30 January, 2011

Robotics and design.

Property of the BBC

















What form would a robot take if designed by another robot?

I’m sure I’m not the first person to ask this question. I’ve always been keenly interested in design, it’s form and function. Function dictates design and from this comes the form. The simplest example is a spoon. It really requires no more evolutionary changes, and looks elegant; even being immortalized in pop culture: “There’s no spoon.”

I remember stumbling across a website that discussed the form and function of the camera. Cameras, as you know, are boxy, awkward, and often heavy. Whether it be a point and shoot or an actual 35 mm camera, they all contain that similar shape and dynamic of rectangularity. It served the purpose of holding and exposing the film roll.
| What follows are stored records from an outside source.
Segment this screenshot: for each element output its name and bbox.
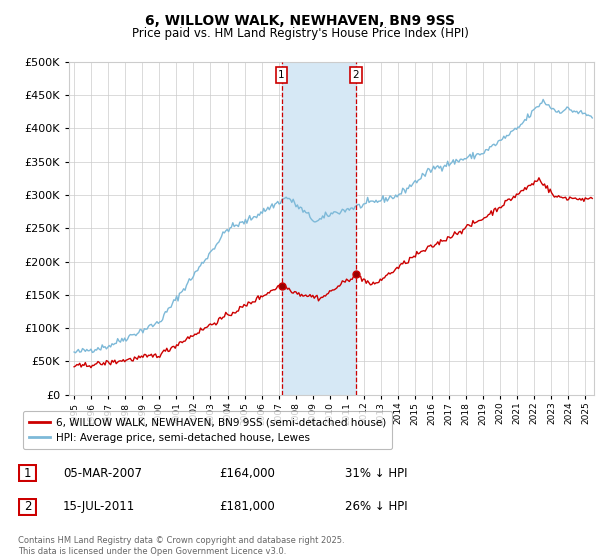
Text: £164,000: £164,000 bbox=[219, 466, 275, 480]
Text: 2: 2 bbox=[353, 70, 359, 80]
Text: 15-JUL-2011: 15-JUL-2011 bbox=[63, 500, 135, 514]
Text: £181,000: £181,000 bbox=[219, 500, 275, 514]
Bar bbox=[281, 62, 356, 395]
Legend: 6, WILLOW WALK, NEWHAVEN, BN9 9SS (semi-detached house), HPI: Average price, sem: 6, WILLOW WALK, NEWHAVEN, BN9 9SS (semi-… bbox=[23, 411, 392, 449]
Text: 26% ↓ HPI: 26% ↓ HPI bbox=[345, 500, 407, 514]
Text: 1: 1 bbox=[278, 70, 285, 80]
Text: 6, WILLOW WALK, NEWHAVEN, BN9 9SS: 6, WILLOW WALK, NEWHAVEN, BN9 9SS bbox=[145, 14, 455, 28]
Text: Price paid vs. HM Land Registry's House Price Index (HPI): Price paid vs. HM Land Registry's House … bbox=[131, 27, 469, 40]
Text: 31% ↓ HPI: 31% ↓ HPI bbox=[345, 466, 407, 480]
Text: Contains HM Land Registry data © Crown copyright and database right 2025.
This d: Contains HM Land Registry data © Crown c… bbox=[18, 536, 344, 556]
Text: 2: 2 bbox=[24, 500, 31, 514]
Text: 1: 1 bbox=[24, 466, 31, 480]
Text: 05-MAR-2007: 05-MAR-2007 bbox=[63, 466, 142, 480]
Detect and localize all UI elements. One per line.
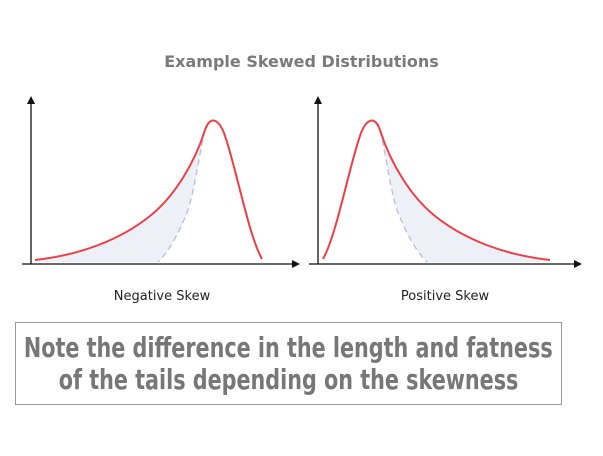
negative-skew-plot bbox=[22, 96, 300, 268]
positive-skew-fill bbox=[380, 130, 550, 262]
negative-skew-reference-curve bbox=[157, 129, 206, 263]
chart-title: Example Skewed Distributions bbox=[164, 52, 439, 71]
positive-skew-reference-curve bbox=[379, 129, 428, 263]
note-line-1: Note the difference in the length and fa… bbox=[24, 330, 553, 364]
positive-skew-label: Positive Skew bbox=[400, 289, 490, 304]
negative-skew-fill bbox=[35, 130, 205, 262]
negative-skew-label: Negative Skew bbox=[113, 289, 211, 304]
note-box: Note the difference in the length and fa… bbox=[15, 322, 562, 405]
negative-skew-curve bbox=[34, 119, 263, 261]
positive-skew-plot bbox=[309, 96, 582, 268]
note-line-2: of the tails depending on the skewness bbox=[58, 362, 519, 396]
positive-skew-curve bbox=[322, 119, 551, 261]
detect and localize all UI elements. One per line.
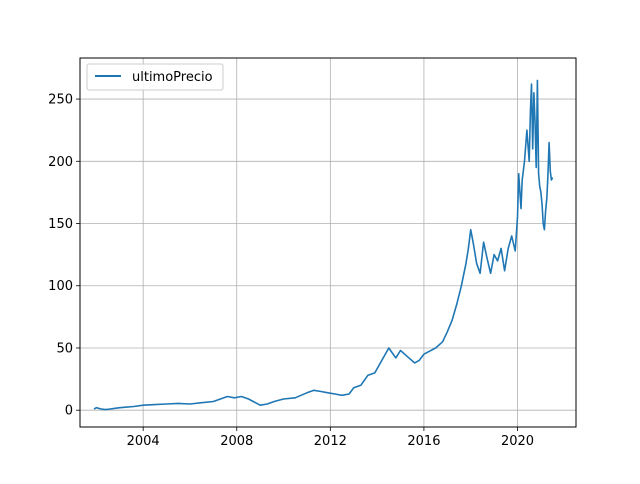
y-tick-label: 200 (48, 155, 73, 170)
x-tick-label: 2008 (220, 434, 253, 449)
y-tick-label: 150 (48, 217, 73, 232)
series-layer (93, 79, 554, 411)
legend-label: ultimoPrecio (132, 70, 213, 85)
y-tick-label: 100 (48, 279, 73, 294)
y-tick-label: 250 (48, 93, 73, 108)
x-tick-label: 2012 (314, 434, 347, 449)
legend-box (86, 63, 224, 91)
y-tick-label: 0 (65, 404, 73, 419)
x-axis: 2004 2008 2012 2016 2020 (127, 427, 534, 449)
series-line-ultimoPrecio (93, 79, 554, 411)
legend: ultimoPrecio (86, 63, 224, 91)
y-axis: 0 50 100 150 200 250 (48, 93, 80, 419)
y-tick-label: 50 (56, 341, 73, 356)
plot-frame (79, 57, 577, 428)
x-tick-label: 2004 (127, 434, 160, 449)
x-tick-label: 2016 (407, 434, 440, 449)
x-tick-label: 2020 (501, 434, 534, 449)
grid (80, 58, 576, 427)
But now that film has been replaced, by an large, by digital media, is the same form factor still required; or is there a better shape: spherical, perhaps? Smarter men than I are no doubt hard at work finding that better shape.

Back to robots, then. That familiar design of the bipedal, anthropomorphic robot that mimics us everywhere. We see it all over pop culture, we make them dance, even tell jokes.

It’s mimicry that’s the best evolutionary tool. It’s how our culture survives. What fascinates me, then, is when robotics become as sophisticated as natural evolution what shape will be created? Will it follow along natural guidlines and appear like us, or as cockroaches, or something completely new? I hope what comes about is beyond our expectations and opens us up to a larger world of how to go about designing our universe.